I think there should be some liability for gun owners who fail to secure their weapons. Not criminal, but civil.
The old case that gets cited a lot has to do with someone leaving their car with the keys in the ignition. A young kid (not the car owner's) jumps in and puts the car in gear and causes property damage. The car owner is liable for the damage along with the kid.
There should have been repercussions for the parents of the Van Maur shooter, as well as the OPD officer who's sidearm was used at Millard South.
I have a significant issue with requiring one person to take responsibility for the actions of another.
Most people have a hard enough time handling their own self-control issues---expanding it to make you responsible for someone else's self-discipline (or lack thereof) seems like a bad idea.

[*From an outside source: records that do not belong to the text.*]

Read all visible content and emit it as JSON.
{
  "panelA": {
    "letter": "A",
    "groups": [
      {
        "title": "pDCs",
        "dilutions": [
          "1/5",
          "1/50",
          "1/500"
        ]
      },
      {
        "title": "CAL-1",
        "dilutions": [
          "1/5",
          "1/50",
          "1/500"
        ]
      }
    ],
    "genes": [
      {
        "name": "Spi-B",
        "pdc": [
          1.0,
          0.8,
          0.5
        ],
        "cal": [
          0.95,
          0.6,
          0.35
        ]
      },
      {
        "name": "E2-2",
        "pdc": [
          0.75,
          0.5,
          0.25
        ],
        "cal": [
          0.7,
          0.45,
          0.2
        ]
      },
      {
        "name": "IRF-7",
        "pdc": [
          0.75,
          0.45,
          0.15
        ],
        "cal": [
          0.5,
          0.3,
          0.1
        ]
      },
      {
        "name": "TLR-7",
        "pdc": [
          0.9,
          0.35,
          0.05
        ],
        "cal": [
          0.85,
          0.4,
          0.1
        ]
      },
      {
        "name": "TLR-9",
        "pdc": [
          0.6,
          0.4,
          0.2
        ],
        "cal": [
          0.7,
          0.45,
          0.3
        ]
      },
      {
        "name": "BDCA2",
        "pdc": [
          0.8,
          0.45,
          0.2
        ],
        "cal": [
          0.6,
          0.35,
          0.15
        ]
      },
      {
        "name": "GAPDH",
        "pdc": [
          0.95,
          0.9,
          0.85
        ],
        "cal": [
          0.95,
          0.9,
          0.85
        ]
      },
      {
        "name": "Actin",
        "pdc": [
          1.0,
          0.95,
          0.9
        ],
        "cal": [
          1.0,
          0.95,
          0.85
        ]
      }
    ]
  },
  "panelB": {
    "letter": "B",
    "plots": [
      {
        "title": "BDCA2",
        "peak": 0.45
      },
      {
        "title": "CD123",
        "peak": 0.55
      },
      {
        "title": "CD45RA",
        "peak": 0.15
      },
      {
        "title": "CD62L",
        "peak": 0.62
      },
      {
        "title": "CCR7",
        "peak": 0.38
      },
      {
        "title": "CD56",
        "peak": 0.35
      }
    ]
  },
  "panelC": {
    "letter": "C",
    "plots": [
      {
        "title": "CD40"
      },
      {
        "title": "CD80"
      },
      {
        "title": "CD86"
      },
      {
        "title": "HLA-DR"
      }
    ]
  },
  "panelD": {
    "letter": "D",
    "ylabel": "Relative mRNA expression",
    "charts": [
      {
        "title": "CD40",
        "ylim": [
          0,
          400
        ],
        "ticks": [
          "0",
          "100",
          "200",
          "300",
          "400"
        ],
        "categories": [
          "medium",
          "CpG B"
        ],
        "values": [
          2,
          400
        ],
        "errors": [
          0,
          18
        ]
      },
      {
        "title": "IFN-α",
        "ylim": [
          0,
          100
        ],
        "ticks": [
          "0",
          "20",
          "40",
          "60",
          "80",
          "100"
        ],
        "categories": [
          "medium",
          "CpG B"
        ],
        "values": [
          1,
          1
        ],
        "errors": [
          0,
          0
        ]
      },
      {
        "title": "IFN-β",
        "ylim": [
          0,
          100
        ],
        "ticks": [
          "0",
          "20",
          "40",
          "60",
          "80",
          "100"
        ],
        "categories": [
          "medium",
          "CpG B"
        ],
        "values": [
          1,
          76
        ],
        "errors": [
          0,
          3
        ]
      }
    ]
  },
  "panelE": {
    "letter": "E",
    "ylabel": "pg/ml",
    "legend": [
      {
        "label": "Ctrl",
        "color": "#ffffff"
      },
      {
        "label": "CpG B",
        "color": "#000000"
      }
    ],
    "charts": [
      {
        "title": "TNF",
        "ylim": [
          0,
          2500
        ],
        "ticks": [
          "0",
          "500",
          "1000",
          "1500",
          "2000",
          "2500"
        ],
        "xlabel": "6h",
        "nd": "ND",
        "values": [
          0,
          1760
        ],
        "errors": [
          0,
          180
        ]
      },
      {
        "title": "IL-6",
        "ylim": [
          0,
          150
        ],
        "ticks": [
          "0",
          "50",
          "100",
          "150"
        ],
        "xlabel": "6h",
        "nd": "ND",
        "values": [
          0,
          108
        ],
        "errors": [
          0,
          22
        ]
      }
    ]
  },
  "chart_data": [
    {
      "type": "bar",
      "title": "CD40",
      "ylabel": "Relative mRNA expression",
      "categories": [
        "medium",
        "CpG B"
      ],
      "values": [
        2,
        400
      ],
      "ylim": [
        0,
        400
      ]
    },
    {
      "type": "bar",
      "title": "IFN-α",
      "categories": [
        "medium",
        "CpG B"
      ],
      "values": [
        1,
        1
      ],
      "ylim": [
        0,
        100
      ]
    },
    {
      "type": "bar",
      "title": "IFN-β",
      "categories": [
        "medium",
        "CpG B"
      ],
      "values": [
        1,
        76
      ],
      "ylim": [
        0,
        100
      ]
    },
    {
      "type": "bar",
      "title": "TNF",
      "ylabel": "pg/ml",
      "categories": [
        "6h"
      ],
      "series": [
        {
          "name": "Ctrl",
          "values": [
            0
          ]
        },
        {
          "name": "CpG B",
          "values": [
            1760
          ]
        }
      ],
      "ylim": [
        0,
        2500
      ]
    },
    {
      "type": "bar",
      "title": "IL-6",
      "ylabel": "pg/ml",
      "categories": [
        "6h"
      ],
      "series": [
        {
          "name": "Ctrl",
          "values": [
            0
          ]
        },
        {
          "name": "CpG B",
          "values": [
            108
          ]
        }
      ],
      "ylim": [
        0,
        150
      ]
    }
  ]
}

Once you start that sort of thing, suddenly you get people judging you based on "whether or not you did ENOUGH" --- where said "enough" is based on whatever enough people vote for----and we KNOW that will be wrong.
A shop teacher in a high school has plenty of tools around. Once, during a study hall period, a student took an exacto knife from the shop and stabbed another kid in the shop. (This didn't happen in my current school, but a previous one.) Is it the teacher's fault?
I leave my car with the keys in it---and indeed, a kid jumps into and takes off, and then crashes. That is my fault? Really? Yeah, because kids don't know that is stupid. Right.
I have a gun at home, and an adult offspring takes it and goes and shoots someone. This is
my fault?
No.
Oh---for those people with kids at home (where the kid is at least a teenager): If you think they don't know the combination to your safe safe by now, you are deluding yourself. Seriously.
Think about it----you want to make a legal precedent that says that someone else's actions are YOUR FAULT. Someone
else.
What on earth makes you think you can control other people's actions?